L’ETA abbandona la lotta armata, i terroristi baschi abbandonano

Dopo 40 anni di lotta armata e 800 morti l'organizzazione terroristica basca ha finalmente capitolato. La decisione viene anche dopo i numerosi arresti che hanno messo in ginocchio l'Eta.

di Vincenzo Avagnale 21 Ottobre 2011 10:31

E’ finita, dopo tanti anni di attentati, morti e sofferenze l’Eta ha abbandonato la lotta armata. Auspicato comunque il raggiungimento dell’indipendenza dei paesi Baschi, ma questa volta con il dialogo con i governi di Francia e Spagna.

Nel 2001 era stata inserita nella lista delle organizzazioni terroristiche di Unione Europea e Stati uniti ed è stata ritenuta nel corso dei suoi 40 anni di attività colpevole della morte di 829 persone. Oggi finalmente l’annuncio della rinuncia della lotta armata, fatto sul sito del giornale basco “Gara” tramite un video pieno d’amarezza.

L’organizzazione terroristica aveva subito dei durissimi colpi, specialmente a causa degli arresti durante l’amministrazione Zapatero, il quale ha affermato: “in questo momento penso in particolare alla società basca. Sono convinto che a partire da oggi potrà godere di una convivenza che non sarà più associata alla paura e all’intimidazione, una convivenza libera e in pace”.

Già nel gennaio scorso i terroristi avevano annunciato una tregua unilaterale e permanente, giudicata però non sufficiente dal governo spagnolo per allentare la tensione nei confronti dei suoi affiliati, spesso infiltrati ai più alti livelli della società, in particolare nei paesi d’etnia basca.

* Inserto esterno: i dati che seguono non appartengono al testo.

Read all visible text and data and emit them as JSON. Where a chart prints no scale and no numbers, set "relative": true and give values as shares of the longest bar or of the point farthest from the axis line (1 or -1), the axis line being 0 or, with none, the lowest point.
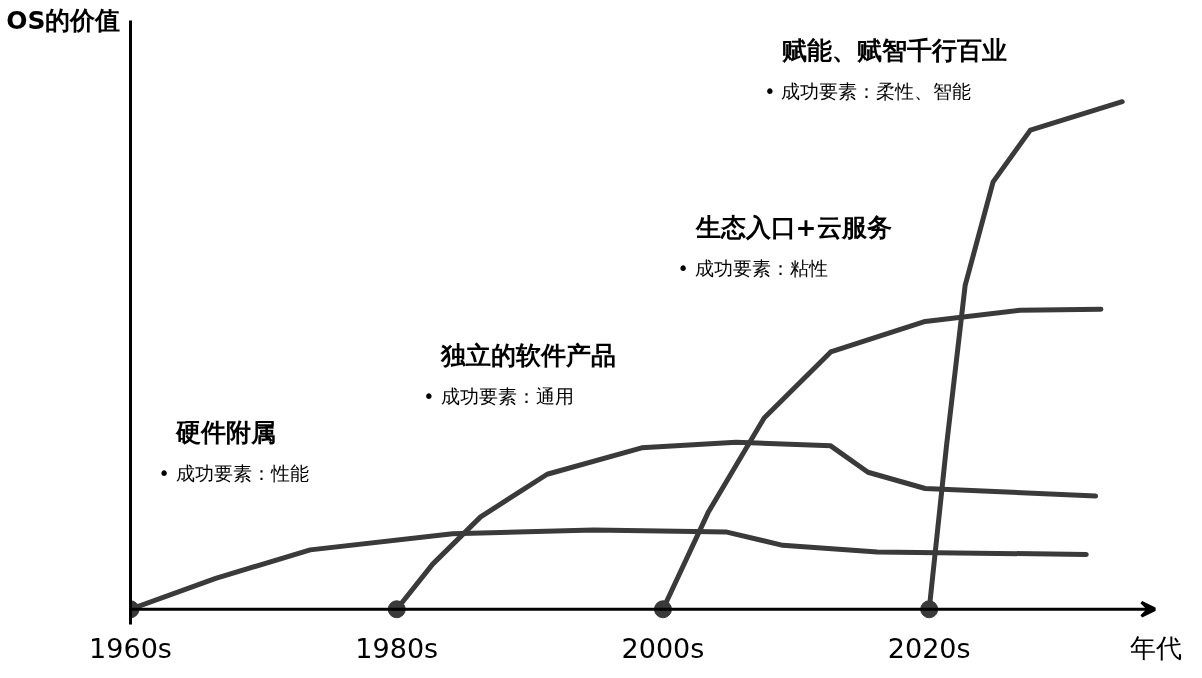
{
  "chart_data": {
    "type": "line",
    "relative": true,
    "xlabel": "年代",
    "ylabel": "OS的价值",
    "xlim": [
      1960,
      2037
    ],
    "xticks": [
      {
        "value": 1960,
        "label": "1960s"
      },
      {
        "value": 1980,
        "label": "1980s"
      },
      {
        "value": 2000,
        "label": "2000s"
      },
      {
        "value": 2020,
        "label": "2020s"
      }
    ],
    "grid": false,
    "series": [
      {
        "color": "#3a3a3a",
        "x": [
          1960,
          1966.4,
          1973.5,
          1984.2,
          1994.8,
          2004.8,
          2009,
          2016.1,
          2031.8
        ],
        "values": [
          0,
          0.061,
          0.117,
          0.149,
          0.156,
          0.152,
          0.126,
          0.113,
          0.108
        ]
      },
      {
        "color": "#3a3a3a",
        "x": [
          1980,
          1982.7,
          1986.3,
          1991.3,
          1998.4,
          2005.5,
          2012.6,
          2015.4,
          2019.7,
          2032.5
        ],
        "values": [
          0,
          0.089,
          0.182,
          0.266,
          0.318,
          0.329,
          0.322,
          0.27,
          0.238,
          0.223
        ]
      },
      {
        "color": "#3a3a3a",
        "x": [
          2000,
          2003.4,
          2007.6,
          2012.6,
          2019.7,
          2026.8,
          2032.9
        ],
        "values": [
          0,
          0.191,
          0.377,
          0.507,
          0.567,
          0.589,
          0.591
        ]
      },
      {
        "color": "#3a3a3a",
        "x": [
          2020,
          2021.3,
          2022.7,
          2024.8,
          2027.6,
          2034.5
        ],
        "values": [
          0,
          0.322,
          0.638,
          0.842,
          0.944,
          1.0
        ]
      }
    ],
    "annotations": [
      "硬件附属\n•   成功要素：性能",
      "独立的软件产品\n•   成功要素：通用",
      "生态入口+云服务\n•   成功要素：粘性",
      "赋能、赋智千行百业\n•   成功要素：柔性、智能"
    ]
  }
}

La decisione di ritirarsi è anche venuta dalle forti pressioni della sinistra indipendentista, la quale si è guadagnata, condannando definitivamente e senza più alcuna ambiguità l’ETA, un’importante vittoria durante le elezioni locali in maggio; quindi essendo venuto a mancare anche l’unico vero sostenitore politico l’organizzazione si è trovata isolata e non ha avuto più nessuna giustificazione.

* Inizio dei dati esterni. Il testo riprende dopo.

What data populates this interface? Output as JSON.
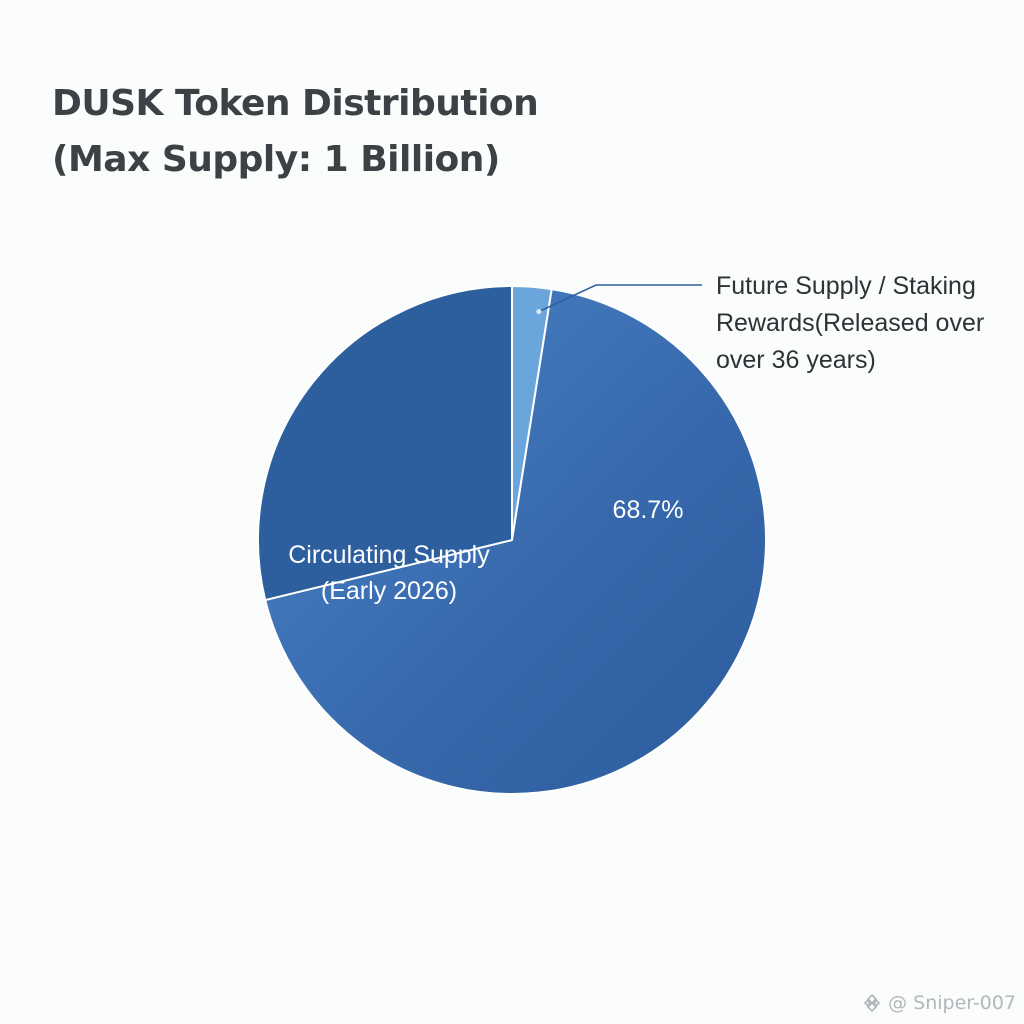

L’annuncio dell’Eta è arrivato quattro giorni prima della conferenza internazionale di San Sebastian, a cui sarà presente anche l’ex segretario generale dell’Onu Kofi Annan, che aveva chiesto al gruppo di rinunciare definitivamente alla lotta armata. Per la Spagna, ed in misura minore anche per la Francia, è la fine di un terrorismo legato ad un discorso ormai fuori dalla storia, sia politicamente, sia geograficamente.